Gepubliceerd op dinsdag 10 november 2015
IT 1916
De weergave van dit artikel is misschien niet optimaal, omdat deze is overgenomen uit onze oudere databank.

Deskundige benoemen in mislukt complex ICT-opdracht van ziekenhuis

Hof 's-Hertogenbosch 3 november 2015, IT 1916; ECLI:NL:GHSHE:2015:4428 (Tweesteden Ziekenhuis tegen Alert c.s.)
Mislukte complexe ICT-opdracht van een ziekenhuis. Tussenuitspraak met afbakening van de geschillen en een voornemen tot deskundigenonderzoek. In het najaar van 2007 neemt TsZ het besluit om het bestaande ICT-systeem van het ziekenhuis te gaan vervangen door een modern, ‘3e generatie’ Elektronisch Patiënten Dossier (EPD). In deze zaak gaat het, kort gezegd, om een mislukt project inzake de levering en implementatie door Alert c.s. van een ziekenhuisinformatiesysteem en elektronisch patiëntendossier (EPD).

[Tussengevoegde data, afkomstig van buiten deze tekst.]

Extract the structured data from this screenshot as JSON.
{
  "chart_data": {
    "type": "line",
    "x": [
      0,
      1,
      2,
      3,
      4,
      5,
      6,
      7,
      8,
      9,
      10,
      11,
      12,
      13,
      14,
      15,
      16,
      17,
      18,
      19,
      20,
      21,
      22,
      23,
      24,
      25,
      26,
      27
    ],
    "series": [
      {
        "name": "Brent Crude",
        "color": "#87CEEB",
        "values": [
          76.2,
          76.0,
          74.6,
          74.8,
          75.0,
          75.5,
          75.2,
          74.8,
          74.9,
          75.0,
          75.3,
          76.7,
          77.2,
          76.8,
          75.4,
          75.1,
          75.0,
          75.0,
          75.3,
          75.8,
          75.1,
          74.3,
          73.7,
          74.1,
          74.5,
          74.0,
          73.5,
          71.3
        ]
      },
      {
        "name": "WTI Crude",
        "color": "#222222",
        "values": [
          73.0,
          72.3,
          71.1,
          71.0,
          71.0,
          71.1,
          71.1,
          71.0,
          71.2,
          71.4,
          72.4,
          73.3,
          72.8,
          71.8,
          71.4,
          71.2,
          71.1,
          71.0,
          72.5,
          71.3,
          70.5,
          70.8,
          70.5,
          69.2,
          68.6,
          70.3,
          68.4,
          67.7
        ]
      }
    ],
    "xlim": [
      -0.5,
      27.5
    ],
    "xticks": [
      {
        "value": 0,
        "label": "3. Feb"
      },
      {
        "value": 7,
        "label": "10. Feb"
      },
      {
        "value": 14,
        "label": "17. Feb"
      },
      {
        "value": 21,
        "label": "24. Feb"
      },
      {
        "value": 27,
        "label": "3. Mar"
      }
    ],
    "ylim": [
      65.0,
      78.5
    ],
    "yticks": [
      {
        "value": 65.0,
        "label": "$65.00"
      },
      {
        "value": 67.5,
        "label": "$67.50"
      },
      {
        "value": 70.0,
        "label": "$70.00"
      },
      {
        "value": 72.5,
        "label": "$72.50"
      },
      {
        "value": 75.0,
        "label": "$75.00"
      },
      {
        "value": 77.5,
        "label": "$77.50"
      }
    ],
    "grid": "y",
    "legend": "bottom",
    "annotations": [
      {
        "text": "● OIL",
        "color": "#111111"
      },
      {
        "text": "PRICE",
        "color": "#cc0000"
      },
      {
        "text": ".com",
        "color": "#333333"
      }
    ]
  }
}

Het hof acht het gewenst vooraf op te merken dat het uit de stukken, maar ook ambtshalve, ermee bekend is dat verwante geschillen, betreffende drie andere ziekenhuizen en een ziekenhuisapotheek, aanhangig zijn gemaakt. In de zaak van de Stichting Jeroen Bosch Ziekenhuis tegen Alert c.s. heeft dit hof (in een andere samenstelling) op 17 februari 2015 een tussenarrest gewezen (IT 1704; ECLI:NL:GHSHE:2015:480). Het gaat hier niet om één opdracht van meerdere ziekenhuizen, noch om overeenkomsten met Alert c.s. die in samenhang met elkaar zijn aangegaan. Dit brengt mee dat de onderhavige zaak op haar eigen merites beoordeeld dient te worden.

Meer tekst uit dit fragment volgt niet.